The committee seeks to define high-impact research across disciplines and identify a path to preeminence.
By Kristen Mitchell
The first High-Impact Research Strategic Planning Committee public forum was held on Thursday, giving the George Washington University community the opportunity to provide feedback on questions that will inform a strategy for improving research productivity across the university.
The committee will articulate where the university’s research portfolio should be in five years and how to get there. During Thursday’s forum at the Milken Institute School of Public Health, the committee sought feedback on defining and measuring high-impact research in various disciplines, and factors that inhibit or enable high-impact research.
Alan E. Greenberg, M.D. ’82, professor and chair of the Department of Epidemiology at the Milken Institute School of Public Health and chair of the High-Impact Research Committee of the strategic plan, opened the discussion. The ongoing dialogue is meant to be an interactive, transparent and collegial process, he said. Dr. Greenberg and Dr.
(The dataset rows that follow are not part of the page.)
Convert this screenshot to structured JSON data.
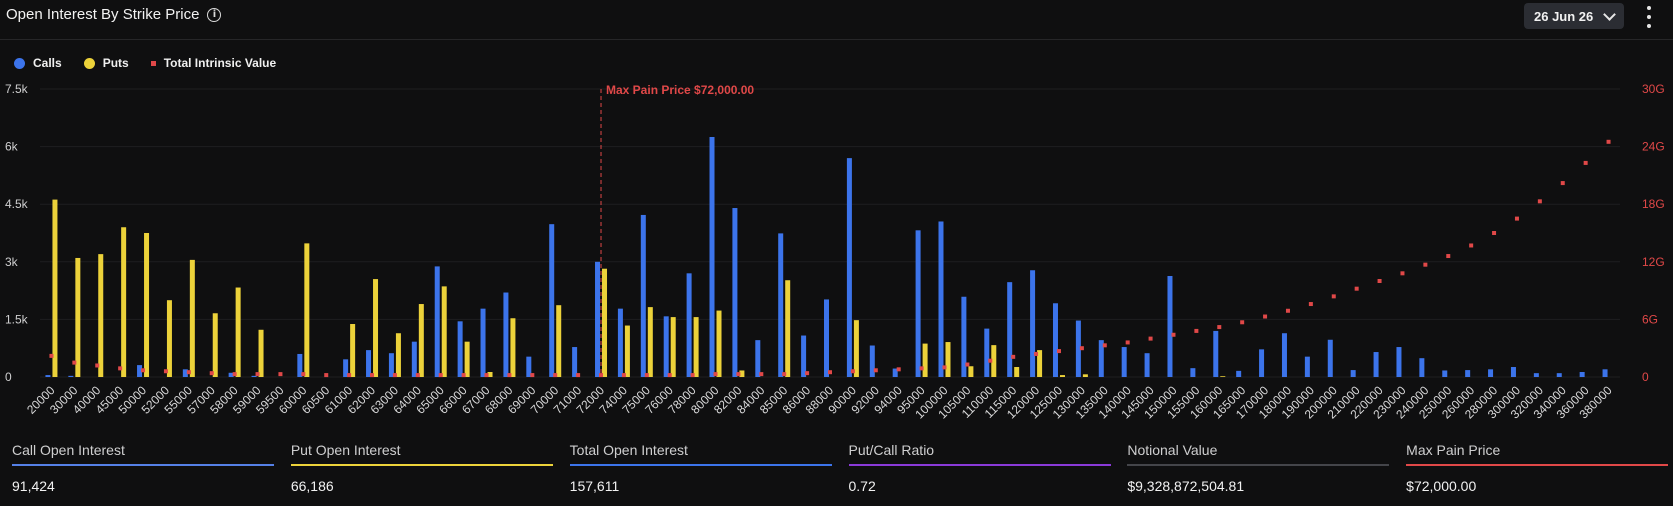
{
  "header": {
    "title": "Open Interest By Strike Price",
    "date_label": "26 Jun 26"
  },
  "legend": {
    "calls": {
      "label": "Calls",
      "color": "#3c74eb"
    },
    "puts": {
      "label": "Puts",
      "color": "#ecd23a"
    },
    "intrinsic": {
      "label": "Total Intrinsic Value",
      "color": "#e04848"
    }
  },
  "chart_data": {
    "type": "bar",
    "categories": [
      "20000",
      "30000",
      "40000",
      "45000",
      "50000",
      "52000",
      "55000",
      "57000",
      "58000",
      "59000",
      "59500",
      "60000",
      "60500",
      "61000",
      "62000",
      "63000",
      "64000",
      "65000",
      "66000",
      "67000",
      "68000",
      "69000",
      "70000",
      "71000",
      "72000",
      "74000",
      "75000",
      "76000",
      "78000",
      "80000",
      "82000",
      "84000",
      "85000",
      "86000",
      "88000",
      "90000",
      "92000",
      "94000",
      "95000",
      "100000",
      "105000",
      "110000",
      "115000",
      "120000",
      "125000",
      "130000",
      "135000",
      "140000",
      "145000",
      "150000",
      "155000",
      "160000",
      "165000",
      "170000",
      "180000",
      "190000",
      "200000",
      "210000",
      "220000",
      "230000",
      "240000",
      "250000",
      "260000",
      "280000",
      "300000",
      "320000",
      "340000",
      "360000",
      "380000"
    ],
    "series": [
      {
        "name": "Calls",
        "axis": "left",
        "values": [
          50,
          30,
          0,
          0,
          310,
          0,
          200,
          0,
          110,
          30,
          0,
          600,
          0,
          460,
          700,
          620,
          920,
          2880,
          1450,
          1780,
          2200,
          530,
          3980,
          780,
          3000,
          1780,
          4220,
          1580,
          2700,
          6250,
          4400,
          960,
          3740,
          1080,
          2020,
          5700,
          820,
          220,
          3820,
          4050,
          2090,
          1260,
          2470,
          2780,
          1920,
          1470,
          960,
          780,
          620,
          2630,
          230,
          1200,
          160,
          720,
          1140,
          530,
          970,
          180,
          650,
          780,
          490,
          170,
          180,
          200,
          260,
          100,
          100,
          130,
          200
        ]
      },
      {
        "name": "Puts",
        "axis": "left",
        "values": [
          4620,
          3100,
          3200,
          3900,
          3750,
          2000,
          3050,
          1660,
          2330,
          1230,
          0,
          3480,
          0,
          1380,
          2550,
          1140,
          1900,
          2360,
          920,
          130,
          1530,
          0,
          1870,
          0,
          2820,
          1340,
          1820,
          1560,
          1560,
          1730,
          170,
          0,
          2520,
          0,
          0,
          1480,
          0,
          0,
          870,
          910,
          280,
          830,
          260,
          700,
          50,
          70,
          0,
          0,
          0,
          0,
          0,
          20,
          0,
          0,
          0,
          0,
          0,
          0,
          0,
          0,
          0,
          0,
          0,
          0,
          0,
          0,
          0,
          0,
          0
        ]
      },
      {
        "name": "Total Intrinsic Value",
        "axis": "right",
        "values": [
          2.2,
          1.5,
          1.2,
          0.9,
          0.7,
          0.6,
          0.5,
          0.4,
          0.3,
          0.3,
          0.3,
          0.3,
          0.2,
          0.2,
          0.2,
          0.2,
          0.2,
          0.2,
          0.2,
          0.2,
          0.2,
          0.2,
          0.2,
          0.2,
          0.2,
          0.2,
          0.2,
          0.2,
          0.2,
          0.3,
          0.3,
          0.3,
          0.3,
          0.4,
          0.5,
          0.6,
          0.7,
          0.8,
          0.9,
          1.0,
          1.3,
          1.7,
          2.1,
          2.4,
          2.7,
          3.0,
          3.3,
          3.6,
          4.0,
          4.4,
          4.8,
          5.2,
          5.7,
          6.3,
          6.9,
          7.6,
          8.4,
          9.2,
          10.0,
          10.8,
          11.7,
          12.6,
          13.7,
          15.0,
          16.5,
          18.3,
          20.2,
          22.3,
          24.5
        ]
      }
    ],
    "y_left": {
      "min": 0,
      "max": 7500,
      "ticks": [
        0,
        1500,
        3000,
        4500,
        6000,
        7500
      ],
      "tick_labels": [
        "0",
        "1.5k",
        "3k",
        "4.5k",
        "6k",
        "7.5k"
      ]
    },
    "y_right": {
      "min": 0,
      "max": 30,
      "ticks": [
        0,
        6,
        12,
        18,
        24,
        30
      ],
      "tick_labels": [
        "0",
        "6G",
        "12G",
        "18G",
        "24G",
        "30G"
      ]
    },
    "max_pain": {
      "category": "72000",
      "label": "Max Pain Price $72,000.00",
      "color": "#e04848"
    },
    "grid": true,
    "legend_position": "top-left"
  },
  "stats": [
    {
      "label": "Call Open Interest",
      "value": "91,424",
      "color": "#5580e6"
    },
    {
      "label": "Put Open Interest",
      "value": "66,186",
      "color": "#ecd23a"
    },
    {
      "label": "Total Open Interest",
      "value": "157,611",
      "color": "#3c74eb"
    },
    {
      "label": "Put/Call Ratio",
      "value": "0.72",
      "color": "#8a3ad8"
    },
    {
      "label": "Notional Value",
      "value": "$9,328,872,504.81",
      "color": "#44454a"
    },
    {
      "label": "Max Pain Price",
      "value": "$72,000.00",
      "color": "#e04848"
    }
  ]
}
Diana Burley, vice chair of the committee and a professor in the Graduate School of Education and Human Development, moderated the meeting.
Some faculty and staff in attendance urged the committee to broadly define research impact to include the social and economic benefits of research, as well as the technological advancements and start-ups that spring from innovative research.
Members of the audience voiced concerns about comparing research productivity and impact across disciplines, noting that fields have disparate ways of measuring outcomes and varying timelines for developing and disseminating new knowledge. They shared concerns that this rate of productivity would be highly-valued in the committee recommendations, therefore disciplines with long lead times for work products might be negatively impacted in resource allocation decisions.
Dr. Greenberg said the committee hopes to create a document that will frame research from across disciplines in a way that highlights the diverse spectrum of impact. The committee wants to “positively influence how the university views these issues,” he said. The committee aims to be a conduit for the faculty’s voice on this subject, Dr. Greenberg said.
The committee plans to hold additional public forums in November and December to solicit feedback on other points of interest such as the type of university resources or commitments that would facilitate research. Members of the GW community are also invited to submit feedback through strategic plan website. The committee plans to compile a report on their findings in February.
The committee’s work differs from that of the Research Ecosystem Review, which is part of the Research Initiative, one of the original five initiatives launched in 2018. The Research Ecosystem Review’s primary function is to assess and evaluate the current state of the operational side of the research enterprise.
Faculty members who participated in the Research Ecosystem Review said at the meeting they want to ensure that the committee has access to this report so they can avoid duplicating efforts when possible and focus on finding solutions to challenges that have already been voiced.
Gina Lohr, senior associate vice provost for research, said there is a “symbiotic relationship” between the two processes. Anything coming from the Ecosystem Review will be circulated back into the committee, she said.
“I look at the strategic planning as much more aspirational—where do we want to be in five years,” she said. “This is just the footing, the foundation so we are all talking on the same level and using the same vocabulary.”